MpCCI – Solving multidisciplinary problems by coupling simulations

Simulation of complex manufacturing processes to predict structural product characteristics often requires a chain of distinct simulation disciplines. Each simulation step typically requires a specific problem discretization to handle the physical effects. To achieve realistic simulation results, local material properties have to be specified as initial condition at each step of the virtual process chain. In addition to the transfer of local material properties along a manufacturing chain, simulation models have to be validated by comparison with experimental test results.

In order to transfer local material properties between consecutive simulation steps, MpCCI Mapper as file-based mapping tool has been developed by SCAI.

Concerning the thermal behavior of automotive vehicles, it is pursued to accomplish simulations for the full complexity of a vehicle’s geometry and transport phenomena of heat including convection, radiation and conduction in fluids and solid bodies. The different heat transport mechanisms described are solved by specialized codes. The coupled approach supports steady state, transient and mixed type (quasi-stationary with transient) applications.

MpCCI CouplingEnvironment offers the possibility to couple your favorite CFD-Code with a code that is specialized to radiative and solid body conduction heat transfer.  Furthermore, it is possible to integrate your own inhouse code into the MpCCI environment.

When a surrounding fluid exerts pressure on a flexible structure, this structure deforms, which leads to changes in the flow field of the fluid. These so-called fluid-structure interactions appear in different application areas: the most common examples are wings, spoilers and other deformable parts of racing or everyday cars or the flutter of aircraft wings. Furthermore, this effect can be observed in many machines, especially where moving parts or light, very deformable walls are involved. Typical examples are valves, pumps or hydraulic engine mounts. MpCCI has been used successfully to solve different applications from all of these areas.

The development of turbomachinery with increasingly higher levels of efficiency makes the detailed knowledge of the mechanical, thermal and fluid dynamic processes indispensable. They serve for optimizations of the flow geometry, thermal stresses, lifetime, etc. The realistic simulation of the turbomachinery system often requires the knowledge of boundary conditions, which usually are the results of other simulation disciplines or even are strongly interrelated with each other.
In order to consider those interactions (“multiphysics”), a mapping (using MpCCI FSIMapper) or a coupled simulation (MpCCI CouplingEnvironment) is required.
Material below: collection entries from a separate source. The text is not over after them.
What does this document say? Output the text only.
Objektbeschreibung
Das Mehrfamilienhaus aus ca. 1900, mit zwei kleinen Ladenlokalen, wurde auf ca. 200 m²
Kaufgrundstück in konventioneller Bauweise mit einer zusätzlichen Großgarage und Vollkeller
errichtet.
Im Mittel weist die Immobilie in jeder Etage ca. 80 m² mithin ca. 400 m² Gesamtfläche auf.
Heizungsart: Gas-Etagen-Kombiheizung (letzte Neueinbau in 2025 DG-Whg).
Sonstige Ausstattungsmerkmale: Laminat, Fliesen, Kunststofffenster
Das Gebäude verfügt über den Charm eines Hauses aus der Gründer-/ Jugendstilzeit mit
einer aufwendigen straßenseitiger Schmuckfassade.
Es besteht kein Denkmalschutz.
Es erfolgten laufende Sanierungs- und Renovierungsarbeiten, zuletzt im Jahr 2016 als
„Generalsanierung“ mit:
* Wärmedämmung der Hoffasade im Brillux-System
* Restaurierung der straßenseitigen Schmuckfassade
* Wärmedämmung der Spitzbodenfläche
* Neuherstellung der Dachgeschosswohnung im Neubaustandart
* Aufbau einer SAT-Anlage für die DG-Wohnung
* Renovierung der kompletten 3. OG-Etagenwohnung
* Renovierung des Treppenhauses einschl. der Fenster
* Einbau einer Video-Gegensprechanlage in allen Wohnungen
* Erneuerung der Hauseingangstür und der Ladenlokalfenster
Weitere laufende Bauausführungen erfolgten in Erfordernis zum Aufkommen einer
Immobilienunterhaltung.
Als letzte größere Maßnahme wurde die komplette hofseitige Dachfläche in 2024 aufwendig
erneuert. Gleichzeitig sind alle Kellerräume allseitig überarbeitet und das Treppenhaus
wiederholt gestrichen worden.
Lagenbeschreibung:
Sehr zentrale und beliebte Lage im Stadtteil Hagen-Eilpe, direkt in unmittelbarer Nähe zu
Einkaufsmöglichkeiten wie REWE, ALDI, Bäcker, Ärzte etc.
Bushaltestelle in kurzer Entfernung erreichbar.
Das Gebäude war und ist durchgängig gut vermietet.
Multibody Simulations (MBS) and Finite Element Methods (FEM) are very effective tools to simulate the complex dynamics of vehicle and machine parts. Cosimulation is a natural means to increase the fidelity of these models to include environmental influences and additional physical phenomena such as fluid flow or electromagnetics. In addition, the simulation time for complex finite element  models can drastically be reduced by using Multibody Simulations for noncritical components.